Oleh: Ahmad Habibi M, SH ( Kasi Pidum Kejari Kepulauan Sangihe )
Hukum pidana adalah instrumen hukum publik yang memiliki daya paksa sangat kuat, hal tersebut dimaksudkan karena terdapatnya kepentingan negara dalam menjamin terselenggaranya tatanan sosial masyarakat yang baik, serasi, selaras dan seimbang. Pembinaan hukum nasional pada dasarnya telah diakomodir melalui adanya kementrian Lembaga yang ada, yang kemudian dituangkan dalam Undang-Undang Nomor 8 tahun 1981 tentang Hukum Acara Pidana atau yang dikenal dengan KUHAP.
KUHAP sendiri merupakan instrument hukum acara yang dijadikan pedoman untuk menjalankan hukum pidana materil. Contohnya Kitab Undang Undang Hukum Pidana (KUHP), Undang-Undang Perlindungan Anak, dan lainya. Sejarah terbentuknya sistem hukum di Indonesia sendiri berasal dari sistem hukum Belanda yang merupakan turunan dari sistem hukum Perancis atau dikenal dengan istilah sistem hukum Eropa Continental atau civil law.
Sistem hukum civil law ditandai dengan adanya kodifikasi hukum yang bersifat nasional dan bersumber pada satu sistem pidana yang sama. Artinya, sistem pembentukan hukum hanya dibentuk melalui perangkat legislasi nasional yaitu Lembaga legislative Dewan Perwakilan Rakyat (DPR).
Pada era lampau, hukum pidana dimaksudkan untuk melakukan penjeraan agar para pelaku tindak pidana merasa kapok dan enggan melakukan kejahatan dikemudian hari. Namun, ternyata terkadang dalam praktek justru para mantan narapidana tidak lantas serta merta kapok.

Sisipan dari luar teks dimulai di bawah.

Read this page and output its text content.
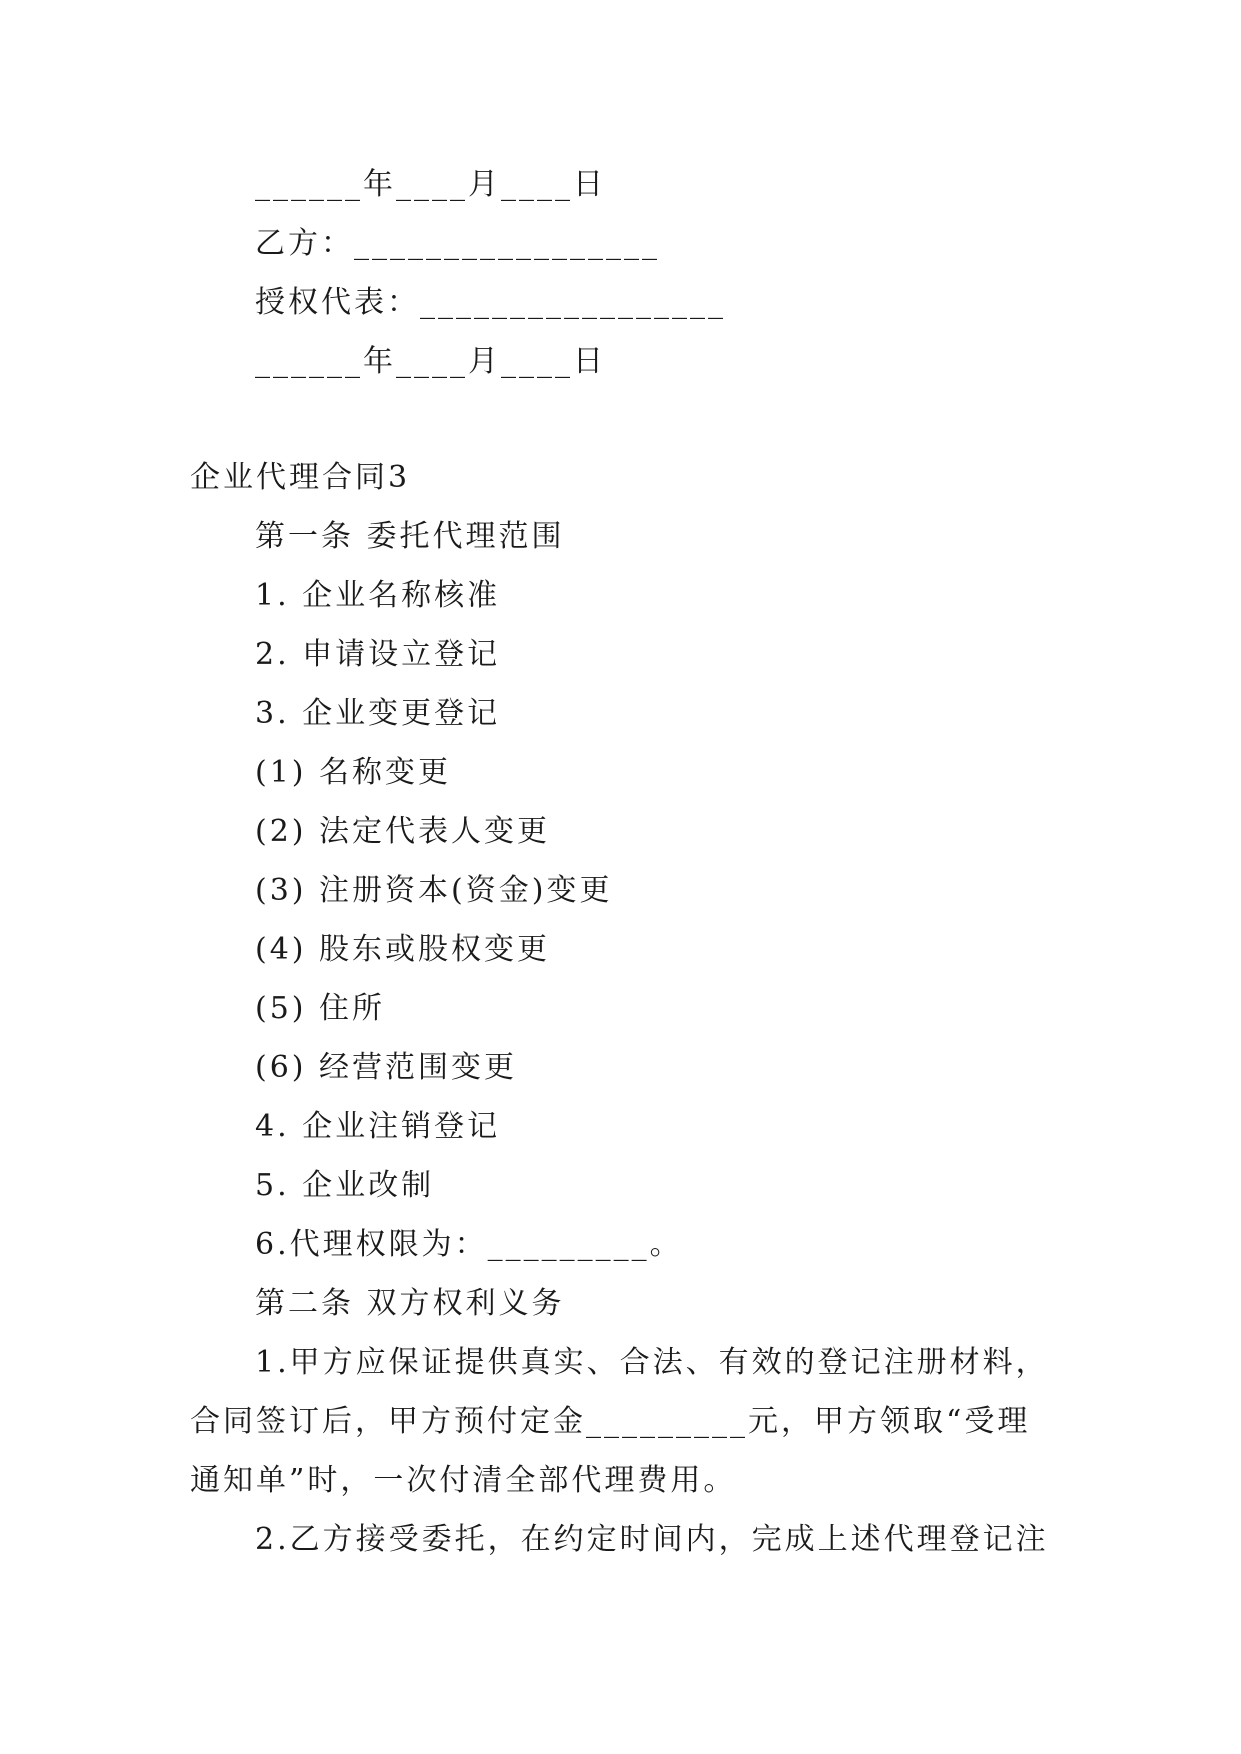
______年____月____日
乙方：_________________
授权代表：_________________
______年____月____日
企业代理合同3
第一条 委托代理范围
1. 企业名称核准
2. 申请设立登记
3. 企业变更登记
(1) 名称变更
(2) 法定代表人变更
(3) 注册资本(资金)变更
(4) 股东或股权变更
(5) 住所
(6) 经营范围变更
4. 企业注销登记
5. 企业改制
6.代理权限为：_________。
第二条 双方权利义务
1.甲方应保证提供真实、合法、有效的登记注册材料，
合同签订后，甲方预付定金_________元，甲方领取“受理
通知单”时，一次付清全部代理费用。
2.乙方接受委托，在约定时间内，完成上述代理登记注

Oleh karenanya sering ada berita-berita baik pada media masa, media televisi maupun media online adanya pelaku-pelaku tindak pidana yang mengulangi kejahatan atau dikenal dengan Residive. Keadilan yang semata-mata memenjarakan orang tersebut dikenal pula dengan istilah keadilan retributive.
Dalam beberapa sisi keadilan retributive efektif memberikan penjeraan namun dalam beberapa sisi memiliki dampak sosial yang besar dimana masyarakat tidak sepenuhnya dapat terpenuhi rasa keadilannya.

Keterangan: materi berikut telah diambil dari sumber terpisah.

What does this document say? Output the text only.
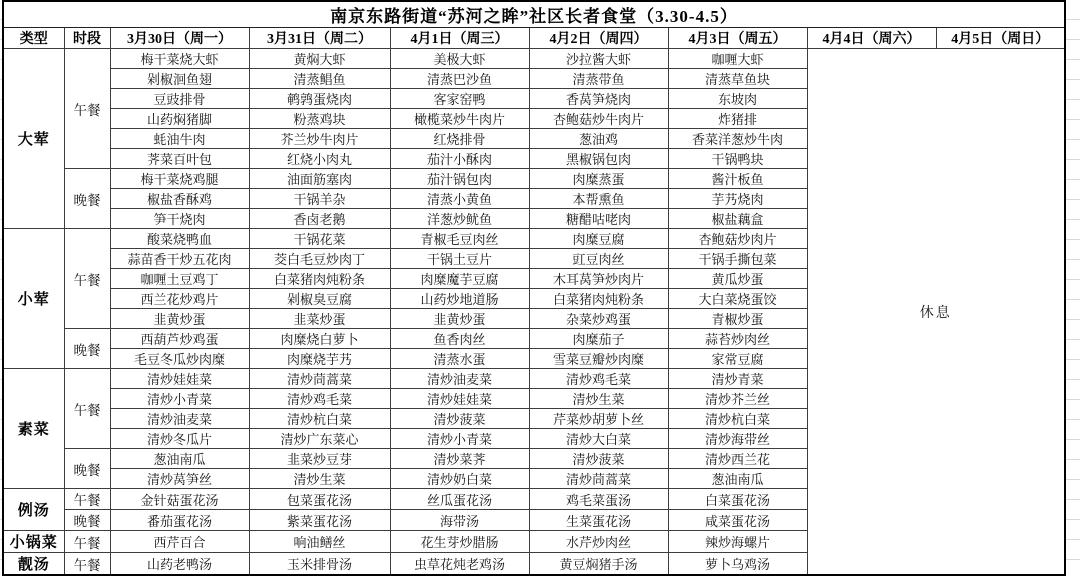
南京东路街道“苏河之眸”社区长者食堂（3.30-4.5）								
类型	时段	3月30日（周一）	3月31日（周二）	4月1日（周三）	4月2日（周四）	4月3日（周五）	4月4日（周六）	4月5日（周日）
大荤	午餐	梅干菜烧大虾	黄焖大虾	美极大虾	沙拉酱大虾	咖喱大虾	休息	
		剁椒洄鱼翅	清蒸鲳鱼	清蒸巴沙鱼	清蒸带鱼	清蒸草鱼块		
		豆豉排骨	鹌鹑蛋烧肉	客家窑鸭	香莴笋烧肉	东坡肉		
		山药焖猪脚	粉蒸鸡块	橄榄菜炒牛肉片	杏鲍菇炒牛肉片	炸猪排		
		蚝油牛肉	芥兰炒牛肉片	红烧排骨	葱油鸡	香菜洋葱炒牛肉		
		荠菜百叶包	红烧小肉丸	茄汁小酥肉	黑椒锅包肉	干锅鸭块		
	晚餐	梅干菜烧鸡腿	油面筋塞肉	茄汁锅包肉	肉糜蒸蛋	酱汁板鱼		
		椒盐香酥鸡	干锅羊杂	清蒸小黄鱼	本帮熏鱼	芋艿烧肉		
		笋干烧肉	香卤老鹅	洋葱炒鱿鱼	糖醋咕咾肉	椒盐藕盒		
小荤	午餐	酸菜烧鸭血	干锅花菜	青椒毛豆肉丝	肉糜豆腐	杏鲍菇炒肉片		
		蒜苗香干炒五花肉	茭白毛豆炒肉丁	干锅土豆片	豇豆肉丝	干锅手撕包菜		
		咖喱土豆鸡丁	白菜猪肉炖粉条	肉糜魔芋豆腐	木耳莴笋炒肉片	黄瓜炒蛋		
		西兰花炒鸡片	剁椒臭豆腐	山药炒地道肠	白菜猪肉炖粉条	大白菜烧蛋饺		
		韭黄炒蛋	韭菜炒蛋	韭黄炒蛋	杂菜炒鸡蛋	青椒炒蛋		
	晚餐	西葫芦炒鸡蛋	肉糜烧白萝卜	鱼香肉丝	肉糜茄子	蒜苔炒肉丝		
		毛豆冬瓜炒肉糜	肉糜烧芋艿	清蒸水蛋	雪菜豆瓣炒肉糜	家常豆腐		
素菜	午餐	清炒娃娃菜	清炒茼蒿菜	清炒油麦菜	清炒鸡毛菜	清炒青菜		
		清炒小青菜	清炒鸡毛菜	清炒娃娃菜	清炒生菜	清炒芥兰丝		
		清炒油麦菜	清炒杭白菜	清炒菠菜	芹菜炒胡萝卜丝	清炒杭白菜		
		清炒冬瓜片	清炒广东菜心	清炒小青菜	清炒大白菜	清炒海带丝		
	晚餐	葱油南瓜	韭菜炒豆芽	清炒菜荠	清炒菠菜	清炒西兰花		
		清炒莴笋丝	清炒生菜	清炒奶白菜	清炒茼蒿菜	葱油南瓜		
例汤	午餐	金针菇蛋花汤	包菜蛋花汤	丝瓜蛋花汤	鸡毛菜蛋汤	白菜蛋花汤		
	晚餐	番茄蛋花汤	紫菜蛋花汤	海带汤	生菜蛋花汤	咸菜蛋花汤		
小锅菜	午餐	西芹百合	响油鳝丝	花生芽炒腊肠	水芹炒肉丝	辣炒海螺片		
靓汤	午餐	山药老鸭汤	玉米排骨汤	虫草花炖老鸡汤	黄豆焖猪手汤	萝卜乌鸡汤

Hal ini seringkali menuai kontroversi bahkan sampai muncul istilah hukum tajam ke bawah sementara tumpul ke atas. Dinamika dan perkembangan hukum sangat cepat berubah. Hukum yang pada dasarnya sebagai salah satu instrument social engineering kemudian dalam prakteknya menuai banyak kritik.

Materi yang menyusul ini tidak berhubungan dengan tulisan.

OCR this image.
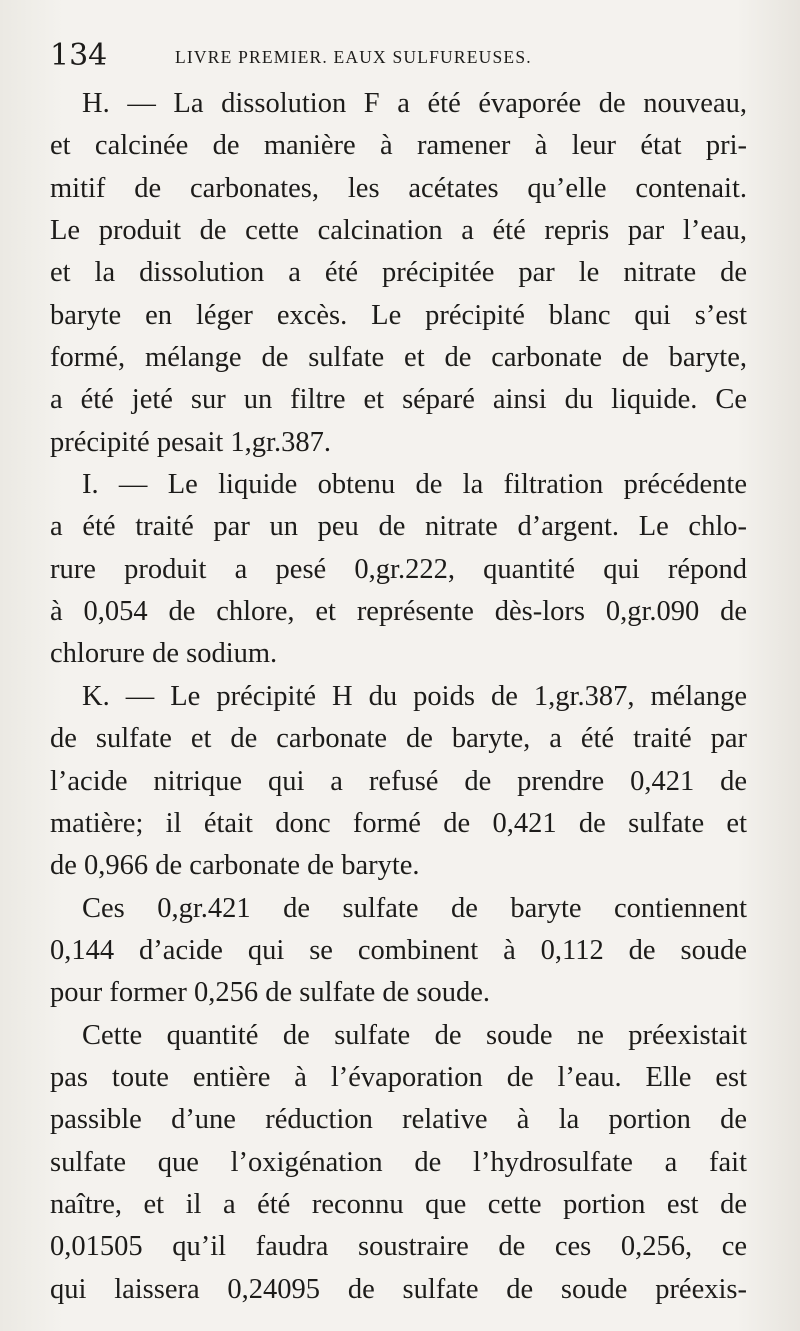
134	LIVRE PREMIER. EAUX SULFUREUSES.
H. — La dissolution F a été évaporée de nouveau,
et calcinée de manière à ramener à leur état pri-
mitif de carbonates, les acétates qu’elle contenait.
Le produit de cette calcination a été repris par l’eau,
et la dissolution a été précipitée par le nitrate de
baryte en léger excès. Le précipité blanc qui s’est
formé, mélange de sulfate et de carbonate de baryte,
a été jeté sur un filtre et séparé ainsi du liquide. Ce
précipité pesait 1,gr.387.
I. — Le liquide obtenu de la filtration précédente
a été traité par un peu de nitrate d’argent. Le chlo-
rure produit a pesé 0,gr.222, quantité qui répond
à 0,054 de chlore, et représente dès-lors 0,gr.090 de
chlorure de sodium.
K. — Le précipité H du poids de 1,gr.387, mélange
de sulfate et de carbonate de baryte, a été traité par
l’acide nitrique qui a refusé de prendre 0,421 de
matière; il était donc formé de 0,421 de sulfate et
de 0,966 de carbonate de baryte.
Ces 0,gr.421 de sulfate de baryte contiennent
0,144 d’acide qui se combinent à 0,112 de soude
pour former 0,256 de sulfate de soude.
Cette quantité de sulfate de soude ne préexistait
pas toute entière à l’évaporation de l’eau. Elle est
passible d’une réduction relative à la portion de
sulfate que l’oxigénation de l’hydrosulfate a fait
naître, et il a été reconnu que cette portion est de
0,01505 qu’il faudra soustraire de ces 0,256, ce
qui laissera 0,24095 de sulfate de soude préexis-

Sikap kritis masyarakat tersebut dimaksudkan sebagai trigger agar aparatur negara (penegak hukum) lebih menjunjung tinggi kepekaan sosial daripada hanya memandang lurus aturan hukumnya.
Pada era kekinian, munculah adanya terobosan hukum yang dikenal dengan restorative justice yang merupakan respon dari penegak hukum dalam hal ini Jaksa Agung Republik Indonesia. Pedoman atas penerapan restorative justice kemudian dituangkan dalam Peraturan Kejaksaan Nomor 15 Tahun 2020 tentang Penghentian Penuntutan Berdasarkan Keadilan Restoratif.
Restoratif justice sendiri hadir untuk penyelesaian perkara tindak pidana dengan melibatkan pelaku, korban, keluarga pelaku dan pihak lain yang terkait. Hal ini diharapkan agar bersama-sama mencari penyelesaian yang adil dengan menekankan pemulihan kembali pada keadaan semula dan bukan pembalasan.
Sebelum muncul upaya restorative justice, pada dasarnya telah diterapkan sistem serupa pada Undang-undang Nomor 11 tahun 2012 Tentang Sistem Peradilan Pidana Anak (SPPA). Maksud restorative dalam Undang-Undang SPPA tertuang dalam Pasal 1 Angka 6 juncto Pasal 5 ayat (1).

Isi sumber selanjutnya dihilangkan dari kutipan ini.